The second reason is because these particular sciences aren't based on direct observation. They make assumptions about the past decay rates of radioactive isotopes, about the speed of light throughout the universe, and so on. These assumptions are reasonable, but not provable.
I've only met a couple of Christians that fall into the latter camp, and they're not just skeptical of science -- they've got a healthy skepticism about their own faith as well.
Donovan
no subject
Date: 2010-12-11 04:35 am (UTC)no subject
Date: 2010-12-11 09:48 am (UTC)Note that context and inflection influences connotation.
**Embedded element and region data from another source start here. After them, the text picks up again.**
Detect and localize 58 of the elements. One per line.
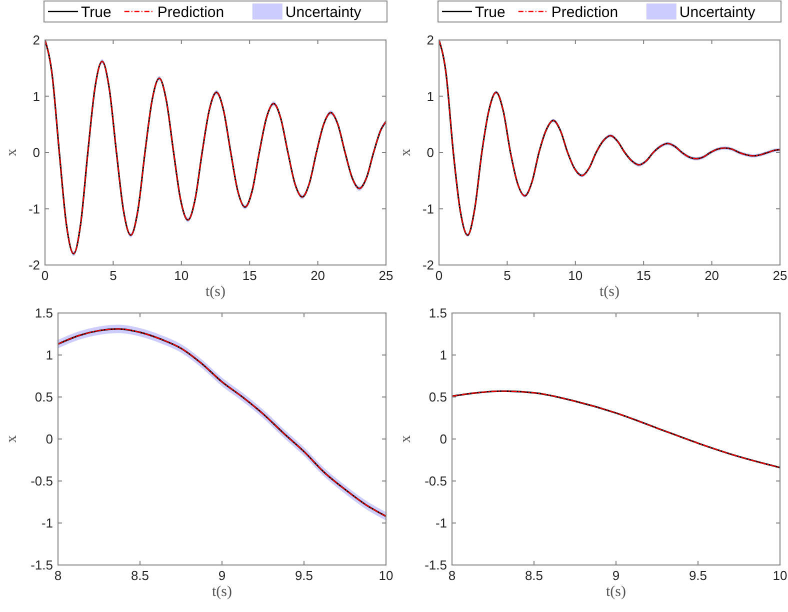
x-tick-label: 5 [110,268,117,283]
legend-label: True [81,4,112,21]
x-tick-label: 25 [378,268,394,283]
y-tick-label: -1 [422,201,434,216]
x-tick-label: 9 [218,568,226,583]
y-tick-label: 1 [46,348,53,362]
x-tick-label: 20 [704,268,720,283]
y-tick-label: -1 [435,516,447,530]
y-tick-label: -0.5 [30,474,53,488]
y-axis-title: x [4,434,20,443]
x-tick-label: 10 [568,268,583,283]
legend-label: Uncertainty [679,4,756,21]
y-tick-label: 2 [32,32,40,48]
y-tick-label: 0 [440,432,447,446]
x-tick-label: 8 [54,568,62,583]
x-tick-label: 9.5 [294,568,314,583]
legend-label: Prediction [157,4,224,21]
y-axis-title: x [398,434,414,443]
x-tick-label: 9 [612,568,620,583]
y-tick-label: 1 [440,348,447,362]
x-tick-label: 8 [448,568,456,583]
legend-label: Prediction [551,4,618,21]
x-axis-title: t(s) [600,284,620,300]
y-tick-label: -1.5 [30,558,53,572]
y-tick-label: -1.5 [424,558,447,572]
y-tick-label: 0.5 [428,390,447,404]
y-tick-label: -0.5 [424,474,447,488]
y-tick-label: 0 [46,432,53,446]
x-tick-label: 10 [378,568,394,583]
x-axis-title: t(s) [212,584,232,600]
y-tick-label: 1.5 [428,306,447,320]
y-tick-label: 0 [426,145,434,160]
x-tick-label: 8.5 [524,568,544,583]
y-tick-label: 2 [426,32,434,48]
y-tick-label: 1 [32,88,40,104]
y-axis-title: x [398,148,414,156]
y-tick-label: 1 [426,88,434,104]
x-tick-label: 25 [772,268,788,283]
x-tick-label: 15 [242,268,257,283]
x-tick-label: 20 [310,268,326,283]
y-tick-label: -1 [41,516,53,530]
x-tick-label: 9.5 [688,568,708,583]
y-axis-title: x [4,148,20,156]
x-tick-label: 5 [504,268,511,283]
x-axis-title: t(s) [206,284,226,300]
x-tick-label: 10 [772,568,788,583]
y-tick-label: -2 [28,258,40,272]
x-tick-label: 10 [174,268,189,283]
y-tick-label: -1 [28,201,40,216]
x-axis-title: t(s) [606,584,626,600]
legend-label: True [475,4,506,21]
y-tick-label: 0.5 [34,390,53,404]
x-tick-label: 15 [636,268,651,283]
y-tick-label: 1.5 [34,306,53,320]
legend-label: Uncertainty [285,4,362,21]
x-tick-label: 8.5 [130,568,150,583]
y-tick-label: -2 [422,258,434,272]
y-tick-label: 0 [32,145,40,160]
The denotation of many of those words are, IMHO, emotionally neutral.
E.g., "Mmm, that cock" vs. "That COCK!"
It may be a futile exercise to excavate an appropriate sobriquet, since few would consider it a compliment when reproductive or excretory organs are used as synechdoche.
However, I postulate that labels such as "orgasmatron", "willy-riser," "chastity-wrecker", "cougar-bait" or other appellation derived from the pleasurable use of said organs may have long term investment opportunities.
no subject
Date: 2010-12-14 09:21 pm (UTC)ohhh that tasty-ass sentence.
I'll be in my bunk.
(even though it's spelt 'synecdoche')
footnote: the use of 'ass' to describe good things is a happy exception to most of these rules.
second footnote: you can also name a child Wanda, but Wand might be regarded askance.
no subject
Date: 2010-12-11 05:10 pm (UTC)I like the term package. It makes me giggle. http://www.youtube.com/watch?v=wH3WogxiKZc
I think cunny and quim aren't bad, but they both make me blush. And I'm sitting here alone. sigh.